A major problem in decoding two-frequency signals is decoding a degraded signal. It is well known that magnetic media signals degrade over time. Such degradation may result in a reduction of the amplitude of the flux reversals due to magnetic flux dissipation processes. Degradation may also occur as a result of the introduction of noise signals, in the form of spurious flux reversals or perturbations, in the magnetic media due to stray magnetic fields. Moreover, the physical magnetic media itself is subject to physical abrasion which may remove whole sections of the magnetic media and create fractures in the media.
Typical F/2F data encoded on magnetic media includes a parity bit and a longitudinal record code (LRC) which may be employed to verify the integrity of the F/2F data. Cards which fail these integrity tests, and cards which are unreadable due to a degraded signal, are rejected by the automatic teller machine or point of sale terminal. The intended transaction is not completed, and the card holder is told to obtain a new card.
Rejected cards are a problem for the card holder and the card issuer. Rejected cards are a source of frustration for the card holder, because he cannot use the card in automatic teller machine or point of sale transactions. The card holder must contact the card issuer to obtain a new card. Rejected cards are also a problem for the issuer because consumers will tend not to use the card until a new card is issued. Rejected cards are also a problem for automatic teller machine and point of sale terminal manufacturers because users often blame a rejected card on a problem in the automatic teller machine or point of sale terminal. Often, service calls are made for the automatic teller machine or point of sale terminal when in fact the card itself is defective.

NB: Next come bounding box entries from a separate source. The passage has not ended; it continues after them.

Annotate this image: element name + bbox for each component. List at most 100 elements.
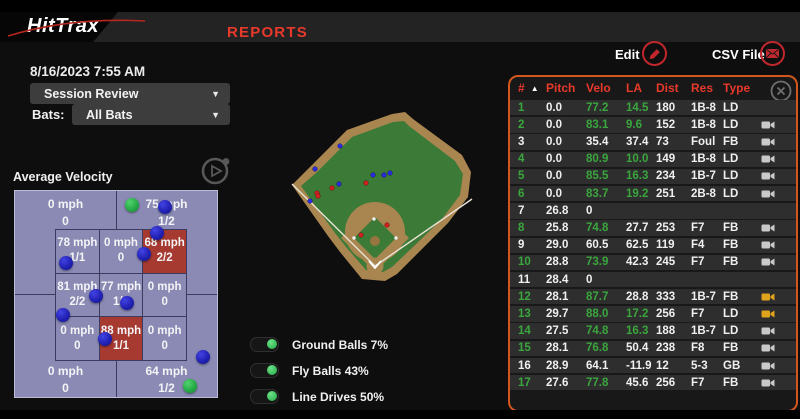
video-camera-icon[interactable] <box>756 378 780 388</box>
table-row[interactable]: 1 0.0 77.2 14.5 180 1B-8 LD <box>510 100 796 116</box>
heatmap-zone-outer: 64 mph 1/2 <box>116 294 217 404</box>
table-row[interactable]: 5 0.0 85.5 16.3 234 1B-7 LD <box>510 168 796 185</box>
cell-res: 1B-7 <box>691 290 716 303</box>
table-row[interactable]: 17 27.6 77.8 45.6 256 F7 FB <box>510 375 796 391</box>
cell-type: GB <box>723 359 741 372</box>
hit-location-dot <box>358 232 364 238</box>
heatmap-zone-inner: 0 mph 0 <box>56 317 99 360</box>
cell-res: 1B-8 <box>691 118 716 131</box>
cell-pitch: 27.6 <box>546 376 569 389</box>
cell-type: FB <box>723 136 739 149</box>
table-row[interactable]: 16 28.9 64.1 -11.9 12 5-3 GB <box>510 357 796 374</box>
cell-res: F8 <box>691 342 705 355</box>
table-row[interactable]: 13 29.7 88.0 17.2 256 F7 LD <box>510 306 796 322</box>
column-header-la[interactable]: LA <box>626 81 642 95</box>
cell-velo: 0 <box>586 204 593 217</box>
toggle-fly-balls[interactable] <box>250 363 279 378</box>
video-camera-icon[interactable] <box>756 120 780 130</box>
toggle-line-drives[interactable] <box>250 389 279 404</box>
cell-pitch: 0.0 <box>546 136 562 149</box>
column-header-type[interactable]: Type <box>723 81 751 95</box>
video-camera-icon[interactable] <box>756 137 780 147</box>
zone-divider <box>185 294 217 295</box>
session-select[interactable]: Session Review ▼ <box>30 83 230 104</box>
sort-ascending-icon: ▲ <box>530 83 539 93</box>
video-camera-icon[interactable] <box>756 154 780 164</box>
first-base <box>394 236 398 240</box>
pitch-location-dot <box>59 256 73 270</box>
table-row[interactable]: 3 0.0 35.4 37.4 73 Foul FB <box>510 134 796 150</box>
cell-velo: 87.7 <box>586 290 609 303</box>
cell-pitch: 28.1 <box>546 290 569 303</box>
column-header-pitch[interactable]: Pitch <box>546 81 576 95</box>
cell-type: LD <box>723 170 739 183</box>
cell-num: 8 <box>518 222 525 234</box>
close-table-button[interactable] <box>770 80 792 102</box>
video-camera-icon[interactable] <box>756 292 780 302</box>
cell-la: 16.3 <box>626 170 649 183</box>
bats-label: Bats: <box>32 107 65 122</box>
cell-la: 37.4 <box>626 136 649 149</box>
table-row[interactable]: 9 29.0 60.5 62.5 119 F4 FB <box>510 237 796 253</box>
pitch-location-dot <box>56 308 70 322</box>
video-camera-icon[interactable] <box>756 240 780 250</box>
video-camera-icon[interactable] <box>756 343 780 353</box>
table-row[interactable]: 10 28.8 73.9 42.3 245 F7 FB <box>510 254 796 271</box>
cell-res: 1B-8 <box>691 153 716 166</box>
table-row[interactable]: 6 0.0 83.7 19.2 251 2B-8 LD <box>510 185 796 202</box>
bats-select[interactable]: All Bats ▼ <box>72 104 230 125</box>
zone-divider <box>116 359 117 397</box>
video-camera-icon[interactable] <box>756 326 780 336</box>
cell-num: 16 <box>518 359 531 372</box>
video-camera-icon[interactable] <box>756 223 780 233</box>
cell-la: 17.2 <box>626 307 649 320</box>
video-camera-icon[interactable] <box>756 171 780 181</box>
cell-type: FB <box>723 256 739 269</box>
cell-num: 17 <box>518 376 531 389</box>
table-row[interactable]: 15 28.1 76.8 50.4 238 F8 FB <box>510 340 796 357</box>
video-camera-icon[interactable] <box>756 361 780 371</box>
table-row[interactable]: 7 26.8 0 <box>510 203 796 219</box>
cell-pitch: 28.9 <box>546 359 569 372</box>
csv-envelope-button[interactable] <box>759 40 786 67</box>
cell-res: Foul <box>691 136 716 149</box>
legend-label: Fly Balls 43% <box>292 363 369 378</box>
pitch-location-dot <box>125 198 139 212</box>
csv-file-label: CSV File <box>712 47 765 62</box>
zone-count: 0 <box>62 381 69 395</box>
hit-location-dot <box>312 166 318 172</box>
cell-num: 14 <box>518 325 531 338</box>
column-header-velo[interactable]: Velo <box>586 81 611 95</box>
heatmap-zone-inner: 0 mph 0 <box>143 317 186 360</box>
table-row[interactable]: 8 25.8 74.8 27.7 253 F7 FB <box>510 220 796 236</box>
cell-pitch: 26.8 <box>546 204 569 217</box>
column-header-dist[interactable]: Dist <box>656 81 679 95</box>
edit-pencil-button[interactable] <box>641 40 668 67</box>
table-row[interactable]: 2 0.0 83.1 9.6 152 1B-8 LD <box>510 117 796 133</box>
cell-type: LD <box>723 325 739 338</box>
cell-dist: 245 <box>656 256 676 269</box>
cell-pitch: 0.0 <box>546 170 562 183</box>
cell-velo: 85.5 <box>586 170 609 183</box>
video-camera-icon[interactable] <box>756 309 780 319</box>
toggle-ground-balls[interactable] <box>250 337 279 352</box>
column-header-num[interactable]: # ▲ <box>518 81 539 95</box>
cell-type: FB <box>723 376 739 389</box>
table-row[interactable]: 12 28.1 87.7 28.8 333 1B-7 FB <box>510 289 796 305</box>
cell-num: 15 <box>518 342 531 355</box>
table-row[interactable]: 11 28.4 0 <box>510 271 796 288</box>
heatmap-zone-inner: 0 mph 0 <box>143 273 186 317</box>
cell-res: F7 <box>691 376 705 389</box>
cell-dist: 234 <box>656 170 676 183</box>
video-camera-icon[interactable] <box>756 257 780 267</box>
cell-pitch: 28.1 <box>546 342 569 355</box>
hit-location-dot <box>363 180 369 186</box>
table-row[interactable]: 4 0.0 80.9 10.0 149 1B-8 LD <box>510 151 796 167</box>
column-header-res[interactable]: Res <box>691 81 714 95</box>
replay-button[interactable] <box>199 154 233 188</box>
table-row[interactable]: 14 27.5 74.8 16.3 188 1B-7 LD <box>510 323 796 339</box>
cell-la: 27.7 <box>626 222 649 234</box>
video-camera-icon[interactable] <box>756 189 780 199</box>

Card issuers have attempted to minimize the number of rejected cards by periodically replacing all cards. However this replacement process is extremely costly. Moreover, when all cards are replaced after a predetermined time, some of the cards will have degraded before the replacement time, and other cards which are replaced have not yet degraded. Accordingly, periodic replacement is not a satisfactory solution.
The magnetic stripe reader art has also attempted to minimize the number of rejected cards by improving the signal decoders to enhance decoding of degraded signals. For example, the above mentioned U.S. Pat. No. 4,254,441 to Fisher discloses a system for reading two-frequency data which employs a read head having an unusually large read aperture and an analog amplitude discrimination and zero slope detection circuit for reading `0` and `1` bits respectively. Another attempt to decode degraded F/2F signals is described in U.S. Pat. No. 4,626,670 to Miller, in which the bit cell width is tracked dynamically to compensate for bit spreading and other degradations which cause the bit cell width to vary. In the Miller patent, the current bit cell width is set as the average of the most recently decoded bit cell widths (for example, the last two bit cells). Unfortunately, this technique has been found to inadequately compensate for bit cell spreading that occurs near a fracture of the magnetic media.

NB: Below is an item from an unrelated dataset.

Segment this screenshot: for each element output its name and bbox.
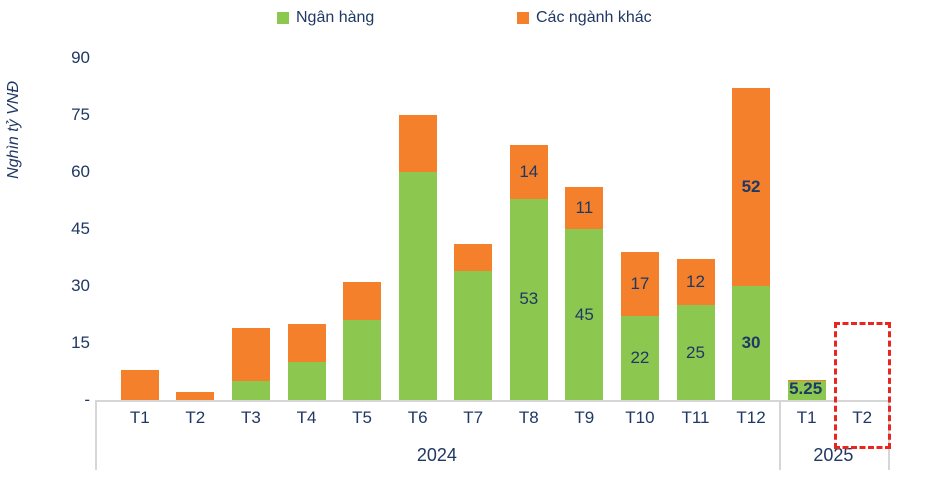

The art has also attempted to read degraded data on cards by performing second and subsequent reads of the card if a first read fails. Unfortunately, each subsequent read attempt on a degraded card further degrades the data. Multiple attempts to read the card further aggravates the signal degradation problem. Moreover, it has been found that often only a portion of the two-frequency data on the card is unreadable, due to a noise pulse, media fracture or other occurrence at a localized portion of the media. However, prior art readers have been unable to regain synchronization of the two-frequency signal after the unreadable portion, so that the entire signal becomes unreadable even though only a small portion is degraded.